Why Do We Notice an Alarm Sound?

Have you often wondered why some sounds attract more attention than others? Why do alarm/emergency type sounds attract more of our attention?

Here’s Why The Sound Of Screaming Freaks You Out

The Huffington Post | By Carolyn Gregoire Of all the terrible sounds in the world, few are worse than that of a screaming baby — especially when it’s sitting next to you on an international flight.

Now, can explanation for why the sound of human screaming is so awful.

New research from New York University, published in the journal Current Biology, finds that among the sounds made by human beings, screams have an unique sonic property that activates not only the parts of the brain involved in auditory processing, but also the brain’s fear circuitry. Scroll down to the playlist below to test your own reactions.

“There’s a part of the soundscape that’s reserved for screams, which is cool and weird — but it makes sense, because you want that sound to be specialized,” Dr. David Poeppel, a professor of psychology and neural science at NYU and one of the study’s authors, told The Huffington Post. “You want the signals you use for alarm purposes to be really unique, special and easily identifiable.”

While most people say screams are more unpleasant than other sounds, the researchers noted they’re generally not able to identify why they feel such strong aversion. Usually, they say it’s because the sound is loud or high-pitched, although these qualities are not what makes a scream distinct.

For the new study, researchers gathered recordings of human screams from movies, YouTube videos and live volunteers. They plotted the auditory properties of the various screams and then conducted brain scans on listeners to measure how the screams affected the firing of auditory neurons.

The key distinction here is “roughness” — — a measure of how much a sound fluctuates in volume. Normal speech shifts by only small amounts, but screams fluctuate widely.

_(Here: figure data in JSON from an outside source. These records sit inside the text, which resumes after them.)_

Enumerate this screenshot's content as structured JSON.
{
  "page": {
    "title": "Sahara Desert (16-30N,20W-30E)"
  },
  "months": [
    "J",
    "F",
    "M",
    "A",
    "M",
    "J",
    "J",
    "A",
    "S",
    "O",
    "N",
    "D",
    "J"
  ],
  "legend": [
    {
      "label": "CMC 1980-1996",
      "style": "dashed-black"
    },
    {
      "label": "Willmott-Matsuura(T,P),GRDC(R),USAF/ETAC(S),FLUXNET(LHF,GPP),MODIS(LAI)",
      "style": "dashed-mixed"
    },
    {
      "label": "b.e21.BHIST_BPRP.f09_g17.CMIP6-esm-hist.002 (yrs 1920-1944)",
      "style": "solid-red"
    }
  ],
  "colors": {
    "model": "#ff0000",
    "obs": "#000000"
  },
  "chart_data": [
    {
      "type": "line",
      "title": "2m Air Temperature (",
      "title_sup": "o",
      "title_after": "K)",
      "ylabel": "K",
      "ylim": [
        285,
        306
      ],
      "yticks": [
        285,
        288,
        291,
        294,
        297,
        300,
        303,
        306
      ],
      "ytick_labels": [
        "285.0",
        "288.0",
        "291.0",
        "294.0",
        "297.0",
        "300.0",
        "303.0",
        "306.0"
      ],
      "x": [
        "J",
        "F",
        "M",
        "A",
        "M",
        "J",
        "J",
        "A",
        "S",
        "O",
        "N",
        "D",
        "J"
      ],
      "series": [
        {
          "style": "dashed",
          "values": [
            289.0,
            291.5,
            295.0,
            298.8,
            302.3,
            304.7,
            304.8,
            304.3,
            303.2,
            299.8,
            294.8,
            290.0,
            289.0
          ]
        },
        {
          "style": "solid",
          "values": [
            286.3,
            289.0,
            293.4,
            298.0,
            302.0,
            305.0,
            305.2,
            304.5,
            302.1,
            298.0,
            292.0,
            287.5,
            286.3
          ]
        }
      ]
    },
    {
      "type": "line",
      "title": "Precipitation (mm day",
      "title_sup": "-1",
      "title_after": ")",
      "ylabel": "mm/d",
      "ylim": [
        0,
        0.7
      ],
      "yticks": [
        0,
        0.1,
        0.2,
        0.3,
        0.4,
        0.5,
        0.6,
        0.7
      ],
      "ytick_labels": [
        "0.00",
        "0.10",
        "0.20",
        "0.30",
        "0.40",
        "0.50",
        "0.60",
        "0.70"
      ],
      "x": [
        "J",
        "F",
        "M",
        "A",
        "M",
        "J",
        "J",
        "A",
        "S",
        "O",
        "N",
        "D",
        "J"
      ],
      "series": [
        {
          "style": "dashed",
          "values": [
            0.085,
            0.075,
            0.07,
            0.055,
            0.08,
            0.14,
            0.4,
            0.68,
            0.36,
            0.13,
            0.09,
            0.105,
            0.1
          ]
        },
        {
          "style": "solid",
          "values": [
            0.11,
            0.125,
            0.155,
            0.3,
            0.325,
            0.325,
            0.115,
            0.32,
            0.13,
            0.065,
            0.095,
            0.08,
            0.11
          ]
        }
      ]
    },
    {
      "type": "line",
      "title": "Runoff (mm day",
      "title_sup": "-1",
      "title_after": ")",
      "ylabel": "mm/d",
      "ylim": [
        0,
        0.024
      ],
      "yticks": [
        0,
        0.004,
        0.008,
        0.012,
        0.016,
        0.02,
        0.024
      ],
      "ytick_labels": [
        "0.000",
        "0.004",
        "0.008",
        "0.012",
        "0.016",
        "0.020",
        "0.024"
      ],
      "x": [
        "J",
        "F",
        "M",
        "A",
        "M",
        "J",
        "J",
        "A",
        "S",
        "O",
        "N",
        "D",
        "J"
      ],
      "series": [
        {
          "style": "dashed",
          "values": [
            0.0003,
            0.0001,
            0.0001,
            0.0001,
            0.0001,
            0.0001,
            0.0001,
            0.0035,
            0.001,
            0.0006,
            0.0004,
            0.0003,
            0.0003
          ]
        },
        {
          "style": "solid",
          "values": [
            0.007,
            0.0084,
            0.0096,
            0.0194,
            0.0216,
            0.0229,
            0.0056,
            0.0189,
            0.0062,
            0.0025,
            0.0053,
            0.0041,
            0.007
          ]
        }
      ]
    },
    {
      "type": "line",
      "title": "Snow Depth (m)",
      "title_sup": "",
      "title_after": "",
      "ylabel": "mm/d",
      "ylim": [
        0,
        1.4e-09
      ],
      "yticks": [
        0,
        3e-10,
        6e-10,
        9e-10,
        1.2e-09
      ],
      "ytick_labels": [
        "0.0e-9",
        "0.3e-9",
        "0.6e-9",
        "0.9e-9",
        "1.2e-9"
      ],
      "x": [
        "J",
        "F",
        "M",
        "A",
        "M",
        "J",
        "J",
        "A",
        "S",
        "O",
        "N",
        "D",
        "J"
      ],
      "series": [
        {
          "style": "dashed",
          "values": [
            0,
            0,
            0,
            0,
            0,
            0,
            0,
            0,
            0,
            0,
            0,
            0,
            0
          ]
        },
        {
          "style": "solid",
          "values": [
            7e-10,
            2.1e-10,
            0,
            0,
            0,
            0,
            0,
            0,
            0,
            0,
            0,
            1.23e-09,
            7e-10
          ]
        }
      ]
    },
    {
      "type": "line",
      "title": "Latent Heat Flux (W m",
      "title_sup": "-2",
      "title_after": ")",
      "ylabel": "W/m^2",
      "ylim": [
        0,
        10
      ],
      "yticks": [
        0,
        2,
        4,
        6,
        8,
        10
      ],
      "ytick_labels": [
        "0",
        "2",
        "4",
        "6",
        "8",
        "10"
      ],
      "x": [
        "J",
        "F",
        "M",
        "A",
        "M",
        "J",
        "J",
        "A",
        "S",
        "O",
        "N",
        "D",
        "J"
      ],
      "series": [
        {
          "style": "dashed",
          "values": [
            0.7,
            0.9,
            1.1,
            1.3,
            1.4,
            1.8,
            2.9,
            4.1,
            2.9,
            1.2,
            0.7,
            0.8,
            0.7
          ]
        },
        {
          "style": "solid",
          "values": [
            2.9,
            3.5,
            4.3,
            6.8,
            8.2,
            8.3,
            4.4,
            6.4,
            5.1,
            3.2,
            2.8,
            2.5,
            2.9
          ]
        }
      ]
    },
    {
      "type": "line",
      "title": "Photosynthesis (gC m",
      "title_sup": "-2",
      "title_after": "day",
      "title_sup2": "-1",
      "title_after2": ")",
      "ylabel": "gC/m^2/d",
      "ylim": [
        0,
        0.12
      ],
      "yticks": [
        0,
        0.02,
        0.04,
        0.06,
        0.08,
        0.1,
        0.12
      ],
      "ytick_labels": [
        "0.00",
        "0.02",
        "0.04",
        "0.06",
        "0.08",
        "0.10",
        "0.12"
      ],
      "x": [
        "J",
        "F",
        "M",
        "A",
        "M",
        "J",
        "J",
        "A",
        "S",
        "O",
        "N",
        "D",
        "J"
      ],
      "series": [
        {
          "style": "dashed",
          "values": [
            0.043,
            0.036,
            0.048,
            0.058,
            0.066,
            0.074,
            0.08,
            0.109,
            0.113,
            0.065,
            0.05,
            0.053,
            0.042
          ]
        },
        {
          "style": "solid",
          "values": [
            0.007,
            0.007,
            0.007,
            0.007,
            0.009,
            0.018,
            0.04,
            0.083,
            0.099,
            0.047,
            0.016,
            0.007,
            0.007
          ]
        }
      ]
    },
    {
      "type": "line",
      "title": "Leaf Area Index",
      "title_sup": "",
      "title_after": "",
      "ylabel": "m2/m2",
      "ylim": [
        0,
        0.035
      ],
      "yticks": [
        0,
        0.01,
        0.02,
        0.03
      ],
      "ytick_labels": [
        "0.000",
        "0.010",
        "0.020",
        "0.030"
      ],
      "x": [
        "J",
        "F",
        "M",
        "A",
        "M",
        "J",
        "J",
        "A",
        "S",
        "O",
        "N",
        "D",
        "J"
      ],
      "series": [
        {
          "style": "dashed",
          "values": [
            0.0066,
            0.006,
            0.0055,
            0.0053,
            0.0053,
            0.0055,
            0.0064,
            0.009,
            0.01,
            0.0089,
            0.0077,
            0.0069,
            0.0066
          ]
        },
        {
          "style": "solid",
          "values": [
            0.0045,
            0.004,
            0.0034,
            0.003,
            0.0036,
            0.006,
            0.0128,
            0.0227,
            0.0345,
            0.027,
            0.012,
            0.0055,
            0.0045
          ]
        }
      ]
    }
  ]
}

Brain imaging data revealed that human cries possessing greater roughness activated the brain’s fear circuitry — an area that is also tripped by alarm signals such as ambulance sirens and car alarms. The more roughness that a scream had, the more it activated the amygdala, a region of the brain critical to fear responses.

The findings might pave the way for more effective alarms — a rougher alarm signal might provoke more fear and be harder to ignore.

“You can make more effective alarm signals and scarier movies,” said Poeppel. “[Using this research], you can modulate sounds in a very specific way.”